Highly Soluble Dacarbazine Multicomponent Crystals Less Prone to Photodegradation

Abstract

Dacarbazine (DTIC) is a widely prescribed oncolytic agent to treat advanced malignant melanomas. Nevertheless, the drug is known for exhibiting low and pH-dependent solubility, in addition to being photosensitive. These features imply the formation of the inactive photodegradation product 2-azahypoxanthine (2-AZA) during pharmaceutical manufacturing and even drug administration. We have focused on developing novel DTIC salt/cocrystal forms with enhanced solubility and dissolution behaviors to overcome or minimize this undesirable biopharmaceutical profile. By cocrystallization techniques, two salts, two cocrystals, and one salt-cocrystal have been successfully prepared through reactions with aliphatic carboxylic acids. A detailed structural study of these new multicomponent crystals was conducted using X-ray diffraction (SCXRD, PXRD), spectroscopic (FT-IR and ¹H NMR), and thermal (TG and DSC) analyses. Most DTIC crystal forms reported display substantial enhancements in solubility (up to 19-fold), with faster intrinsic dissolution rates (from 1.3 to 22-fold), contributing positively to reducing the photodegradation of DTIC in solution. These findings reinforce the potential of these new solid forms to enhance the limited DTIC biopharmaceutical profile.
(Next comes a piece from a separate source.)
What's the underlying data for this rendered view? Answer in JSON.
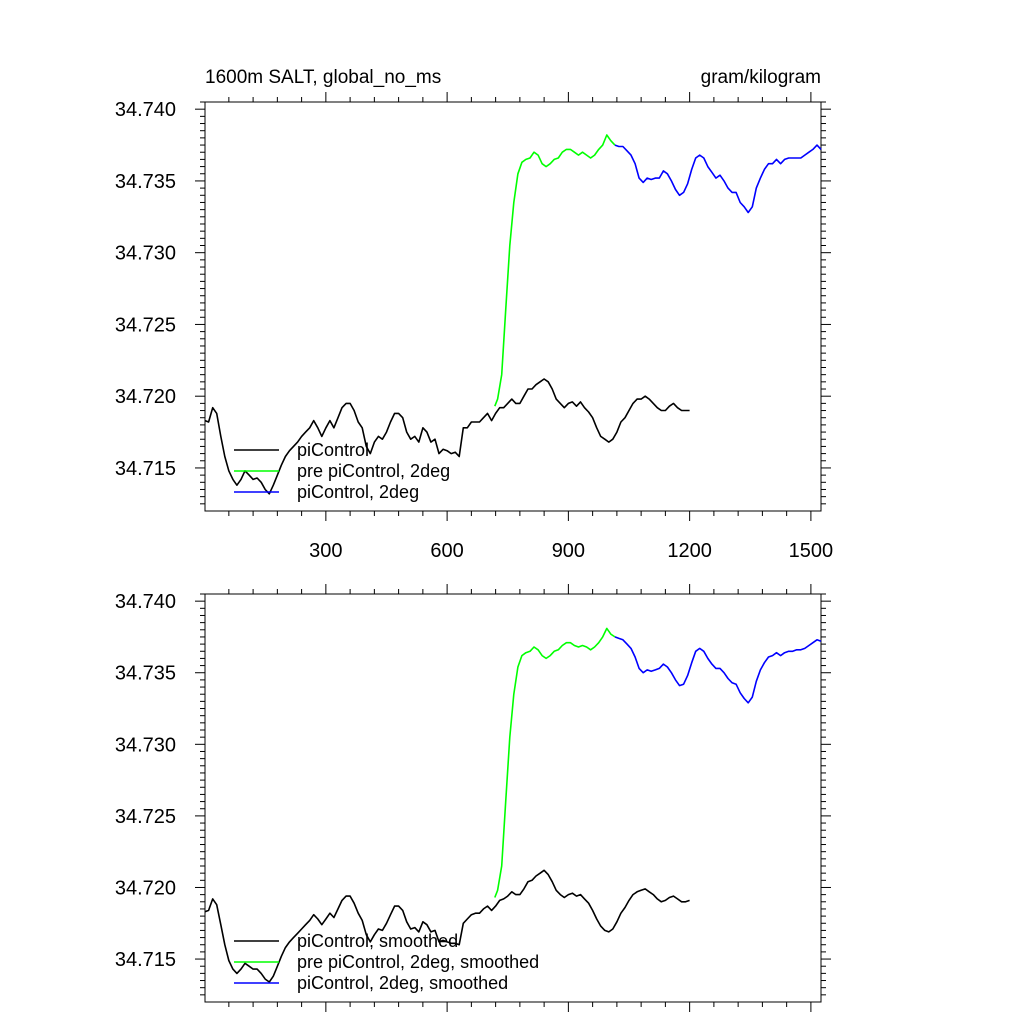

Keywords: cocrystal; cocrystallization; dacarbazine; salt; solubility; stability.

Scheme 1. Molecular Structure of Dacarbazine (DTIC) and the Coformers: Oxalic, Maleic, Fumaric, Succinic, and Citric Acids

Figure 1

2D sheet motifs from the chain assemblies and layered crystalline packings for (a) DTIC-HOXA, (b) DTIC-H₂FUM, and (c) DTIC-H₂SUC.

Figure 2

2D sheet arrangements of chains and layered crystalline assemblies for (a) DTIC-HMAL and (b) DTIC-HCIT.

Figure 3

Experimental (exp) and calculated (calcd) diffractograms of DTIC and its new multicomponent crystals.

Figure 4

DSC curves (red solid line) and TG thermograms (black dashed line) for the DTIC solid forms.

Figure 5

Equilibrium solubility plot of DTIC and its salt and cocrystal forms in different dissolution media.

Figure 6

Intrinsic dissolution profile of DTIC and its salt/cocrystal forms in phosphate buffer, pH 6.8.

Figure 7

(a) Conversion of DTIC (1) to 2-AZA (2) under light. (b) Chromatogram highlighting the DTIC and 2-AZA separation. Kinetics of (c) DTIC photodegradation and (d) 2-AZA photogeneration from API solutions prepared with each DTIC crystal form.

Figure 8

Mass spectrum of (a) 2-AZA and (b) DTIC, showing the main product ions found in fragmentation. (c) Chromatogram of a freshly prepared DTIC sample (blue) compared to the chromatogram of a fully photodegraded DTIC sample (in red).